No último dia 3 de dezembro, o filósofo e ativista quilombola, Antônio Bispo dos Santos, conhecido como o "lavrador de palavras", partiu vítima de uma parada cardíaca no Hospital Estadual Teresinha Nunes de Barros, localizado a 450 km da capital Teresina,aos 63 anos. Nascido na comunidade Saco do Curtume, no Piauí, Bispo deixou um legado marcante ao traduzir em palavras, a perspectiva de quem nasceu em um quilombo sobre os modos de habitar e se relacionar com a terra.

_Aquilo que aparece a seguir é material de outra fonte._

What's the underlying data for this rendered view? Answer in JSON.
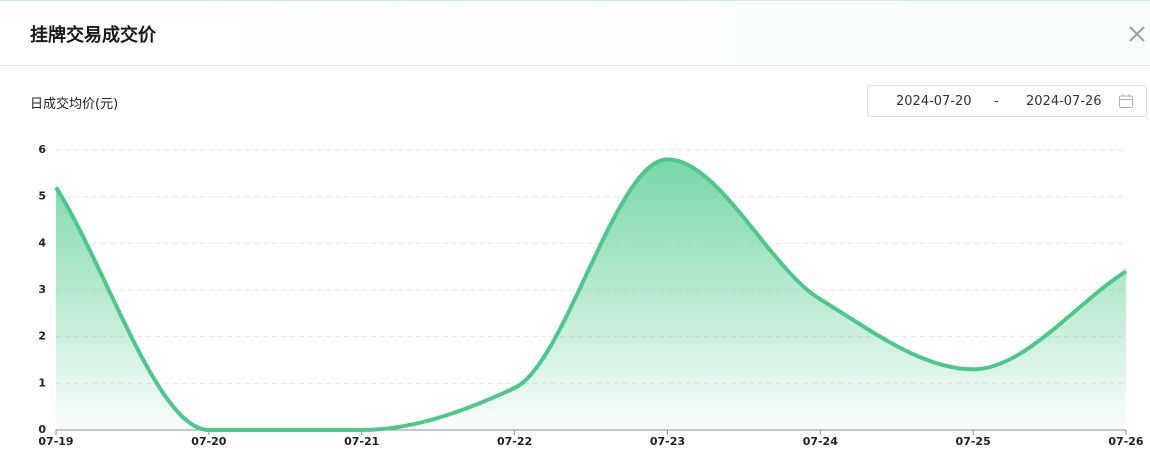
{
  "header": {
    "title": "挂牌交易成交价"
  },
  "date_range": {
    "start": "2024-07-20",
    "separator": "-",
    "end": "2024-07-26"
  },
  "chart_data": {
    "type": "area",
    "y_label": "日成交均价(元)",
    "categories": [
      "07-19",
      "07-20",
      "07-21",
      "07-22",
      "07-23",
      "07-24",
      "07-25",
      "07-26"
    ],
    "values": [
      5.2,
      0,
      0,
      0.9,
      5.8,
      2.8,
      1.3,
      3.4
    ],
    "color": "#4cc98a",
    "ylim": [
      0,
      6
    ],
    "yticks": [
      0,
      1,
      2,
      3,
      4,
      5,
      6
    ],
    "grid": true,
    "smooth": true
  }
}
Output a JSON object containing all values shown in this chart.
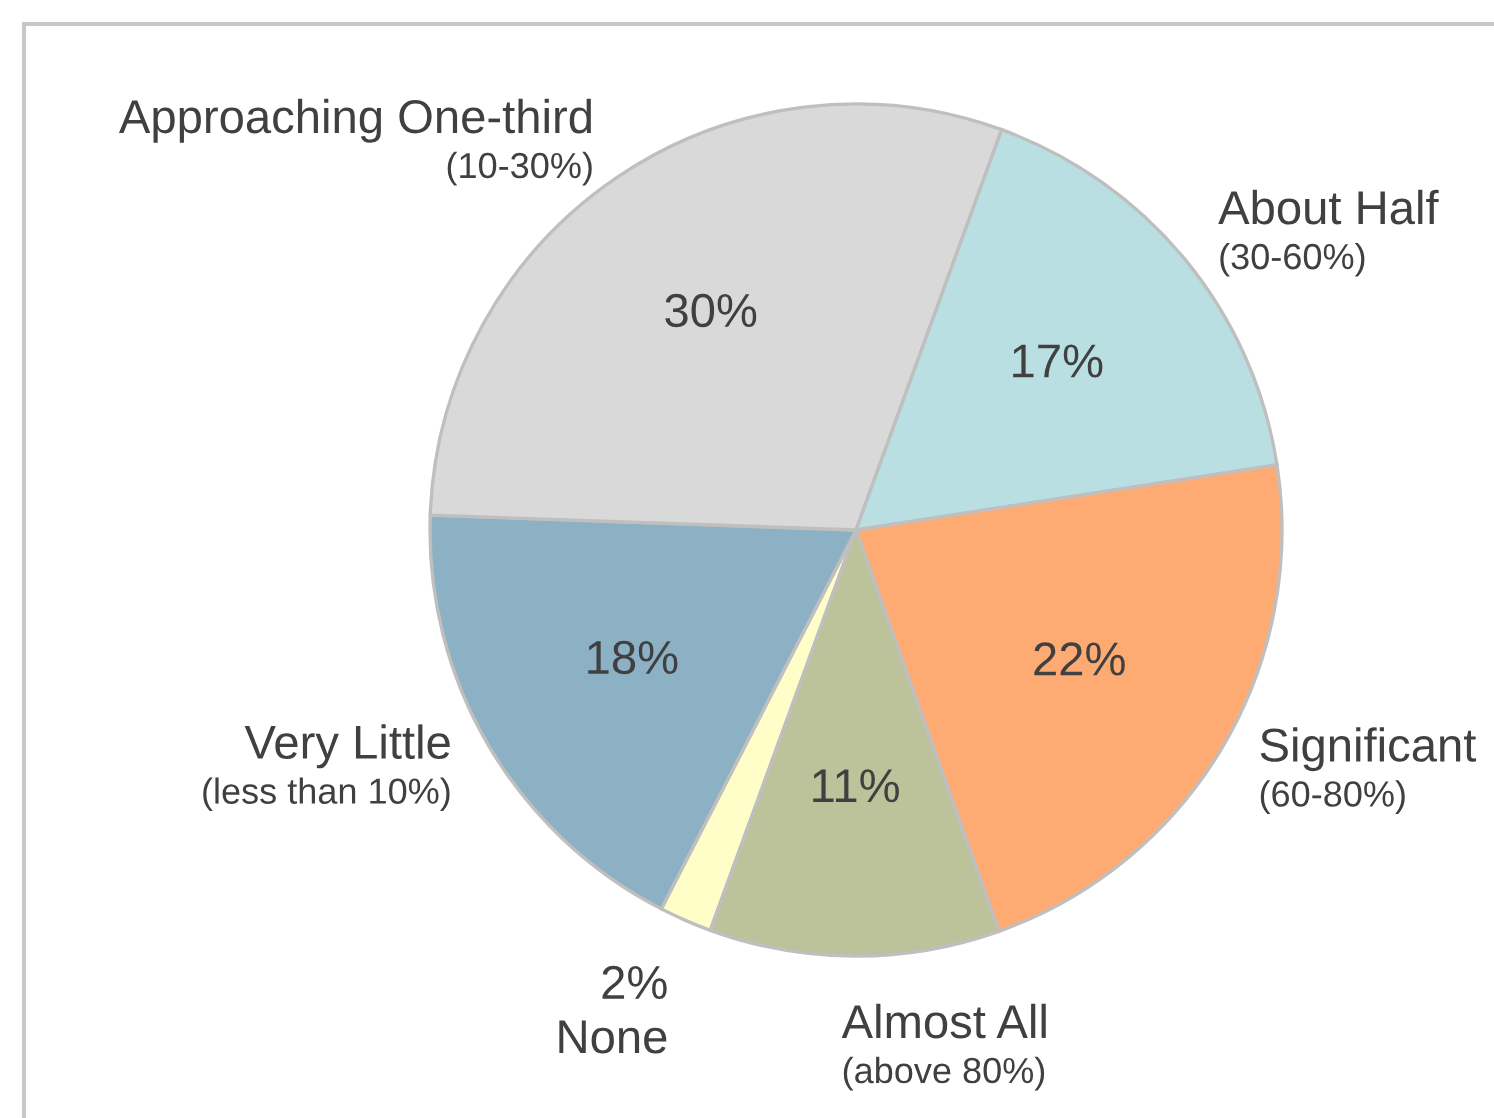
{
  "chart_data": {
    "type": "pie",
    "categories": [
      "None",
      "Very Little\n(less than 10%)",
      "Approaching One-third\n(10-30%)",
      "About Half\n(30-60%)",
      "Significant\n(60-80%)",
      "Almost All\n(above 80%)"
    ],
    "values": [
      2,
      18,
      30,
      17,
      22,
      11
    ],
    "colors": [
      "#fffdc8",
      "#8cb1c5",
      "#d9d9d9",
      "#b9dfe3",
      "#fdab73",
      "#bcc299"
    ],
    "value_labels": [
      "2%",
      "18%",
      "30%",
      "17%",
      "22%",
      "11%"
    ]
  }
}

Antônio Bispo ganhou notoriedade nas décadas de 1990, quando se filiou a partidos políticos, embora tenha posteriormente abandonado essa trajetória para se dedicar integralmente à defesa dos povos quilombolas. Ele desempenhou papéis influentes em organizações como a Coordenação Nacional de Articulação das Comunidades Negras Rurais Quilombolas (Conaq) e em diversos movimentos sociais do Piauí.
Um dos marcos de sua obra é o livro "A Terra Dá, a Terra Quer" (Ubu/Piseagrama, 2023), onde Bispo explorou as conexões entre a vida nos quilombos e na sociedade nacional. Nesta obra, ele propôs um novo paradigma: a contracolonização, uma resposta aos desafios contemporâneos relacionados à ecologia, clima, trabalho e alimentação.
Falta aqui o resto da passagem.